What I hate the most are the feelings of guilt that come along with it. My manuscript has been sitting on my coffee table for two weeks. I moved it there from the study because I was going to work on it. Sitting on top of that manuscript is a box of photos I just got back of our summer vacation, a paper with a list of Spanish speaking soap operas because my daughter was supposed to watch them for Spanish class, and an order form for sheet music. Next to that is four notebooks, all open, stacked on top of one another. Each for a different purpose, such as note taking for my freelance articles.
The point is that it is all just sitting there. Doing nothing. Collecting dust. Because I haven’t had the energy to look at any of it.
I have some major changes coming my way and I have to figure out some extremely important stuff. And yet here I just sit.
My daughter is in tenth grade, just turned fifteen, and suddenly there is extra car insurance to think about, the fact that I need a new car altogether to think about, college application and funding to think about, and yet here I just sit.

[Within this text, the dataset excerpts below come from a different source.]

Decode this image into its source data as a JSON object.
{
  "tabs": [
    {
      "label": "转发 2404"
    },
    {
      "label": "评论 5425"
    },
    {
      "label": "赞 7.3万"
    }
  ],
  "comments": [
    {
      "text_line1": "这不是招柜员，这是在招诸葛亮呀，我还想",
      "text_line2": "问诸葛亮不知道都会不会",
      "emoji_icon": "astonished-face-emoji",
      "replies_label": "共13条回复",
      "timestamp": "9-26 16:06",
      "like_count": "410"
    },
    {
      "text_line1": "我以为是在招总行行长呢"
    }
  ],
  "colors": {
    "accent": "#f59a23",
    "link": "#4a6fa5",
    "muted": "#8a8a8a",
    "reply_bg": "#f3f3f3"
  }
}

In the back of my mind I am thinking about the steps I need to take to expand my freelance writing. Yet I’m not doing any of those things. I’m thinking about the novel I’m working on, my desire to find an agent, but again, it’s like I’m just blocking it all out and riding some wave to my doom.
I recognize the overwhelm. Things are changing, I have huge decisions to make about my own future as well as oversee my daughter’s future – and I just don’t know where to start.
I know what it is. I just need to figure out a way to crawl out of it now that I’ve gotten myself down into it.
I tried to blame it on the chaos that always comes with going back to school and getting back into routine, but school has been in session for a month. I’m so far behind now I’m not sure if I will ever catch up.
My writing has just come to a standstill. I don’t work on anything at all. How can that be? I have too many plans to let each day slip through my fingers without writing.
It’s the disinterest. Which I don’t think is disinterest at all.
ADHD can have its good points, but it can also have it’s difficulties. Like my brain tuning out when I need it the most.
I just want to feel like me again. I just want to feel some excitement at the thought of a blank page or the next round of re-writes.
I want to care that there is a cat hair tumbleweed floating across my living room floor.
I want to know that when the times comes, I’m going to have a plan for my future.
I want to open a new book and be excited to read it, instead of mindlessly binge watching NCIS on Netflix.
I wish I had some lighthearted, funny remarks to make about all of this, but I just don’t.
A’s battling the depression right now and I know part of it is also being worried about her. Cold little bugger, depression is. No big triggers – comes along and slaps her in the face when outwardly things are going pretty well. Lots of friends. Youth group activities. School going well. Enjoying school clubs.
Overwhelmed. That’s what I am. But I’m taking care of my girl and that’s all that matters right now. I’ll figure the rest out later. I always do.